Once build is complete, Claude dispatches two reviewers simultaneously. The first asks: did we build what we said we'd build? It goes requirement by requirement, including edge cases, and checks against the Task Spec from Clarify. The second asks: is the code well-written? It checks structure, readability, maintainability, and skill compliance. Each issue gets a severity rating.

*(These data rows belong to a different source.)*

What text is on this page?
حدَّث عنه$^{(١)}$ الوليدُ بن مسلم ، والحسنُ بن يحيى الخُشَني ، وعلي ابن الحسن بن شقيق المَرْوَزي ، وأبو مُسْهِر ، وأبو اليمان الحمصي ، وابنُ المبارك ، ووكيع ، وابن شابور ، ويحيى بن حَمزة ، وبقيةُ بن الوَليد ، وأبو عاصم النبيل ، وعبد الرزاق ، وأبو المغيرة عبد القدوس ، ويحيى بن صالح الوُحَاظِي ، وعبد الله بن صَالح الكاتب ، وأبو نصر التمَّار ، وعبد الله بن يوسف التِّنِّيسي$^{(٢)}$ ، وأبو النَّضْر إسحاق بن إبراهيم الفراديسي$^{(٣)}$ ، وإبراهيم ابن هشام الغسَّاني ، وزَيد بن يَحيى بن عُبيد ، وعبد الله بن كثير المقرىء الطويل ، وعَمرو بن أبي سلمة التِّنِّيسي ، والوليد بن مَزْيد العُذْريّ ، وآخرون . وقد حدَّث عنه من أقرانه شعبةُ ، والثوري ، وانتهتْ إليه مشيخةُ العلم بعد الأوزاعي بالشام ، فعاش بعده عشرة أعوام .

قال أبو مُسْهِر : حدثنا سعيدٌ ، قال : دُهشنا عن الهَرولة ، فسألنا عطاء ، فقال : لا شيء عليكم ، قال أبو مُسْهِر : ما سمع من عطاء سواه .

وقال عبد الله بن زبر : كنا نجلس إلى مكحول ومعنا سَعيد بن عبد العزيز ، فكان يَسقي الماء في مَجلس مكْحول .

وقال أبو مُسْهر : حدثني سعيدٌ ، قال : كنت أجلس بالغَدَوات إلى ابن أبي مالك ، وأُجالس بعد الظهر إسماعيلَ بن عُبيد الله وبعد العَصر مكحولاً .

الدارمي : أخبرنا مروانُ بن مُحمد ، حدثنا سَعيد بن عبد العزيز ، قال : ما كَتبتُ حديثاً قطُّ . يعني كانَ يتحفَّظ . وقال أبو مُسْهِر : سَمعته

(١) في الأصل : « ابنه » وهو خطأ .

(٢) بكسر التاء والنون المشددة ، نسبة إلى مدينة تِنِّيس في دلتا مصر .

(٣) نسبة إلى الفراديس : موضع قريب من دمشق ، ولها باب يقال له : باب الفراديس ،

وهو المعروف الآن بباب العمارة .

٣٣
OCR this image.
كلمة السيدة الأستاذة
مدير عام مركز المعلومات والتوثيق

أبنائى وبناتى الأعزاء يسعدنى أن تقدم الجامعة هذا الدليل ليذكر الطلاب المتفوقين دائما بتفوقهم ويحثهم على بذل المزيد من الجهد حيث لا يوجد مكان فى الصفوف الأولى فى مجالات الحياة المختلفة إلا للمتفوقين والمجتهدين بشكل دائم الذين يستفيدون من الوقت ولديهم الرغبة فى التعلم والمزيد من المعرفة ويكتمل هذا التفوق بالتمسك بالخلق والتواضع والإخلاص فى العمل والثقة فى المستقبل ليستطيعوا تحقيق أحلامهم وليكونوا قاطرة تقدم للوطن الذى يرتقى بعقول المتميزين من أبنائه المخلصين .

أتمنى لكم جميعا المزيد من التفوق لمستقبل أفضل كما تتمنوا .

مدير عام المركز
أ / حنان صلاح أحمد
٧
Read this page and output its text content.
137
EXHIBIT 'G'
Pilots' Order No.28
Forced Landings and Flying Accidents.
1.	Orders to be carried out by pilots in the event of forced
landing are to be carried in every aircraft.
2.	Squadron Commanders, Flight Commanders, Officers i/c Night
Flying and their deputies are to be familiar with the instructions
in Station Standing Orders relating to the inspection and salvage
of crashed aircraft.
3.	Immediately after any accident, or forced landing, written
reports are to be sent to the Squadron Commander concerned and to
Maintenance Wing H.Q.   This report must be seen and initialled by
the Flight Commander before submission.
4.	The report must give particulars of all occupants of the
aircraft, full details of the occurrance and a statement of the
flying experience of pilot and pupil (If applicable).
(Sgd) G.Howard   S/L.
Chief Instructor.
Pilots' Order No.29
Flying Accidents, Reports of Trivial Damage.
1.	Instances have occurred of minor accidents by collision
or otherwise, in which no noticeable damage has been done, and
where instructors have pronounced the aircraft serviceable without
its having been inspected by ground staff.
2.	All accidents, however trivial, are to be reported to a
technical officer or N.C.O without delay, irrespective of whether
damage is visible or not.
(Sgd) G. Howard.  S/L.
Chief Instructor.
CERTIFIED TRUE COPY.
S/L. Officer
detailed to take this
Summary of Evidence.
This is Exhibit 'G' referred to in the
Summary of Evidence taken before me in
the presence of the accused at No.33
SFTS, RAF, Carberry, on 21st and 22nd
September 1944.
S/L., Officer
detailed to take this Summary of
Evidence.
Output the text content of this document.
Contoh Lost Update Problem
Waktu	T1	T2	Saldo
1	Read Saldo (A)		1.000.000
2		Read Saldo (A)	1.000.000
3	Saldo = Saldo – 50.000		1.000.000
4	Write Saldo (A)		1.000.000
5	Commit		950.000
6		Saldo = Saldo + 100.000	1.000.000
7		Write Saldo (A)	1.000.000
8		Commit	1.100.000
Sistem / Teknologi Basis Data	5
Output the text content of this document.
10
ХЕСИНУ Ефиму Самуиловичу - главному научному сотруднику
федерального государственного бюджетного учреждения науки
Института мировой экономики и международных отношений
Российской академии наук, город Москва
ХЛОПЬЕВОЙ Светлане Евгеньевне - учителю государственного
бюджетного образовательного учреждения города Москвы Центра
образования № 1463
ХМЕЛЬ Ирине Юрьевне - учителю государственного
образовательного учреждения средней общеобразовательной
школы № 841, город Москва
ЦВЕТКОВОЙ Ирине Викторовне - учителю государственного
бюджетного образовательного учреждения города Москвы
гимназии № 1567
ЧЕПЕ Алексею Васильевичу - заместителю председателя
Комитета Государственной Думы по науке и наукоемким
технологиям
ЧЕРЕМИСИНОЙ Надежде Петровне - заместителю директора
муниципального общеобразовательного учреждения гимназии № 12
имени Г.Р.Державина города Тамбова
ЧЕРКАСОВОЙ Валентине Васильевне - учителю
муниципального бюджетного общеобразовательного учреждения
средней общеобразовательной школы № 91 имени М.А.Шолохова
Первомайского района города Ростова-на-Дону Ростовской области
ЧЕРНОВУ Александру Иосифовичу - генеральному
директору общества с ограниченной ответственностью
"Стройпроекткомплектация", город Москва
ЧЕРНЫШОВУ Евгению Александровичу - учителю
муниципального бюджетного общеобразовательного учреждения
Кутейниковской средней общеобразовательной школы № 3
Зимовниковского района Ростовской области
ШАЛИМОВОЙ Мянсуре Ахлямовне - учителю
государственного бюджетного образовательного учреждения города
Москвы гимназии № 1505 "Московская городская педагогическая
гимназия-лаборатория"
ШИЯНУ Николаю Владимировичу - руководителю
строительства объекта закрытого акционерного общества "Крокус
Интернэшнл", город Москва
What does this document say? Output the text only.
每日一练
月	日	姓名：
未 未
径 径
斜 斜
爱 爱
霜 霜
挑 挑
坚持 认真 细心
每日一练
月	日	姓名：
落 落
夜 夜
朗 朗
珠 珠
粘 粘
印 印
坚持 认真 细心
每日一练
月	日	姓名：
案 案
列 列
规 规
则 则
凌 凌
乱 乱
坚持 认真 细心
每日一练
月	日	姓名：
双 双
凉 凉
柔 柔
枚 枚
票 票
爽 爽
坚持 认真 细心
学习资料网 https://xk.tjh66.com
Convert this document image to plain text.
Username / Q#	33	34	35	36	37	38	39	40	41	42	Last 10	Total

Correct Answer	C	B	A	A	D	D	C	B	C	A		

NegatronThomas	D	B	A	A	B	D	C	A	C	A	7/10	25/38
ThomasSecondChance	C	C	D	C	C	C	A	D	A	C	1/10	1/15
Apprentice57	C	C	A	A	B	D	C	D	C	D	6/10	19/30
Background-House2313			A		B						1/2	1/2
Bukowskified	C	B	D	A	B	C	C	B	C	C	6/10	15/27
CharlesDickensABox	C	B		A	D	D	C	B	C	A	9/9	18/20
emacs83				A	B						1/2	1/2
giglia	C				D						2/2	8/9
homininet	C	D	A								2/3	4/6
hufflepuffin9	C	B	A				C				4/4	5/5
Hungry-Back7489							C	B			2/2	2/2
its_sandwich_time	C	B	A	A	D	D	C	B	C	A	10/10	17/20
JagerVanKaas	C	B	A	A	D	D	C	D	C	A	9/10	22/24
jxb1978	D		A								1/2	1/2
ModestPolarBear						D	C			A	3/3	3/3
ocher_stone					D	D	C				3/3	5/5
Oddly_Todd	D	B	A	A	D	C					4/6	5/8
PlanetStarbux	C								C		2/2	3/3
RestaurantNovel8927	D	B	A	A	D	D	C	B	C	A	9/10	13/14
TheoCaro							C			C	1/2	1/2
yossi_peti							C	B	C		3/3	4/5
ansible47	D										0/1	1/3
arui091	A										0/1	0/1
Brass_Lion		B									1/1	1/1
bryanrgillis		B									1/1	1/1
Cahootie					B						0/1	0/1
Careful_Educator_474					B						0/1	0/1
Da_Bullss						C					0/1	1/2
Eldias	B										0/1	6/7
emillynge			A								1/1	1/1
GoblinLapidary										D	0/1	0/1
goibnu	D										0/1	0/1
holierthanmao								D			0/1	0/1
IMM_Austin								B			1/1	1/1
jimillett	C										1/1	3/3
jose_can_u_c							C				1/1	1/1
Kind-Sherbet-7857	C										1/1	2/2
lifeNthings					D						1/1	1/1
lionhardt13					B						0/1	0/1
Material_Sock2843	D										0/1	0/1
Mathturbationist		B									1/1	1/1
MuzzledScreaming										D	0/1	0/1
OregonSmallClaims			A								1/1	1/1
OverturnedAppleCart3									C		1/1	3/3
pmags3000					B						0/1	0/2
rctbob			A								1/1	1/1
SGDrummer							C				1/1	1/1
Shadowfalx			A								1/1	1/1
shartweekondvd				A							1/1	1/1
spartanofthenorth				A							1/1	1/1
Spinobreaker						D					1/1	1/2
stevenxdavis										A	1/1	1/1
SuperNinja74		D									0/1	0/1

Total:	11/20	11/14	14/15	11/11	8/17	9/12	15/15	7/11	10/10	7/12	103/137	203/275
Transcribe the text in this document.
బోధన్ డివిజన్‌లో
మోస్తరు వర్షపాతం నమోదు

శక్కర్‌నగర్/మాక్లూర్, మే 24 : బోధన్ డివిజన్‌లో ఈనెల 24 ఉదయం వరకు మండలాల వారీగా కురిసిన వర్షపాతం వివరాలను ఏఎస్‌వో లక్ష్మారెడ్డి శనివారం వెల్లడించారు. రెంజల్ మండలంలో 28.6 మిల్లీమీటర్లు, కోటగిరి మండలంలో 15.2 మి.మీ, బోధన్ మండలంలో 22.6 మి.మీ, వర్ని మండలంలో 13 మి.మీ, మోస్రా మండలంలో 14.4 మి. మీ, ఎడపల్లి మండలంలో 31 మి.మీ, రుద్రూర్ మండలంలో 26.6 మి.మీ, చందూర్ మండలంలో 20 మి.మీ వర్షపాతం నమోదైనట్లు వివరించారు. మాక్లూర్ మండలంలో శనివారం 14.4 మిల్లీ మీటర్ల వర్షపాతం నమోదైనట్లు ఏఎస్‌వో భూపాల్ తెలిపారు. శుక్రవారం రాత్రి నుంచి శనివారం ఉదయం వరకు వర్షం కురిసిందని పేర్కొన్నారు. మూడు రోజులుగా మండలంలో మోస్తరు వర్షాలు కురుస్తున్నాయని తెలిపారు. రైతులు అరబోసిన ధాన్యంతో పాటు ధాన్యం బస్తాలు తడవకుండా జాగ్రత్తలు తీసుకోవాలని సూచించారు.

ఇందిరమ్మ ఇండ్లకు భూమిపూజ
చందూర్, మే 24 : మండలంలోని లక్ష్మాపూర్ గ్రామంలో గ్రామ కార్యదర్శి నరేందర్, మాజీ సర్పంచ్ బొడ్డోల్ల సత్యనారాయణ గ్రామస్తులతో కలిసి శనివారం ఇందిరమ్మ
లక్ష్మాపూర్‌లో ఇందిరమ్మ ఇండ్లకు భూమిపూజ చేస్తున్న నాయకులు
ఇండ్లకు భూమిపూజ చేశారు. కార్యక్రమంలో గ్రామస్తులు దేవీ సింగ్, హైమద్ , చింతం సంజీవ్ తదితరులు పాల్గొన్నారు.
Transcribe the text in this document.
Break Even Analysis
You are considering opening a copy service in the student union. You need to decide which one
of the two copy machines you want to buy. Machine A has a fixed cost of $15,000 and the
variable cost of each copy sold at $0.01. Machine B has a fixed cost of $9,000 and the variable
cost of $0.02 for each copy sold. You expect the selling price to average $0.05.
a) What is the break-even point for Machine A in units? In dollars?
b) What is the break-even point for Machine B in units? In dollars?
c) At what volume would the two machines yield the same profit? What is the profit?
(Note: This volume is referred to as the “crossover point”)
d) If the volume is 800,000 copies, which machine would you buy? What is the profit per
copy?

The verdict: Ready, Needs Work, or Needs Rework.

This is the phase most people skip. It's also the one that catches the most problems before they become QA issues or production bugs.

/fix -- Diagnosis before action.

When something's wrong, Claude doesn't immediately start changing code. It investigates, traces the data flow, performs root cause analysis, and presents a diagnosis. Then it stops. Waits for your approval. Only after you confirm does it apply the fix. And at the end, it reports which skill should have prevented the issue in the first place.

This forced pause matters more than it sounds. Half the time, looking at the diagnosis reveals a different problem than the one you thought you had.

/capture -- Learning that compounds.

After each completed cycle, Claude reviews everything and asks: "If I'd known this before starting, would it have saved time or prevented a mistake?" If yes, it documents the learning. Next time /plan runs on this project, it reads those learnings first.

Over time, every project becomes easier to work on. The skills sharpen. The patterns accumulate. Nothing starts from scratch.

The Skills Layer

Behind the pipeline: eight skills that define exactly how Liquid, CSS, JavaScript, sections, schemas, theme architecture, and Figma-to-code translation should be written for Shopify themes. Plus a Research skill that looks up anything Shopify-related online, documentation, repos, community discussions, so Claude is working from current, sourced information rather than assumptions.

These skills aren't optional context. They're enforced. Every command loads them before acting. If one is missing, the command won't proceed.

That's the point. You can have a perfect workflow and still get inconsistent output if the skills aren't applied every time, without exception. The plugin makes that automatic.

Three Projects, One Week

A few weeks ago, three Shopify projects landed simultaneously. One had production bugs on a live store. One needed new sections built from Figma designs. One was my own project needing go-live enhancements.

Three codebases. Three clients. One week.

What would normally have been an overwhelming context-switch, different codebases, different clients, different stages, just wasn't. I ran the same pipeline across all three. Claude loaded the same skills each time. The decisions that would normally get made inconsistently under deadline pressure were already made, baked into the workflow.

All three shipped by Friday.

That week was the proof. Not because the tasks were easy, but because the structure held even when I was stretched thin.

What I Got Wrong (And Still Get Wrong)

This workflow adds phases. If you're in a rush, Clarify and Plan feel like overhead. The first few times I ran it, I kept wanting to skip straight to Build.

The issues caught in Assess, before QA, before production, consistently represent work that would have taken longer to fix after the fact than Plan took to prevent. But I had to learn that through experience, not faith.

The other honest thing: Capture is only as useful as what you put into it. The learnings compound if you complete the cycle. If you cut the session before running Capture because the feature shipped and you moved on, that learning disappears. The discipline has to be consistent.

The Principle Behind the Plugin

The plugin is specific to Shopify theme development. The principle isn't.

We're already letting AI do the work. That decision is made. The question now is whether we have governance over how it does it. Whether we're the ones deciding the requirements, the plan, the skills. Or whether we're handing that over along with the code and hoping the output is consistent.

Compound Engineering is the answer to that question for me. Clarity before planning. Planning before building. Assessment before shipping. Learning before the next task.

Each phase produces something that feeds the next. Nothing is improvised. Nothing starts from zero. Quality compounds.

Stop prompting. Start engineering with it.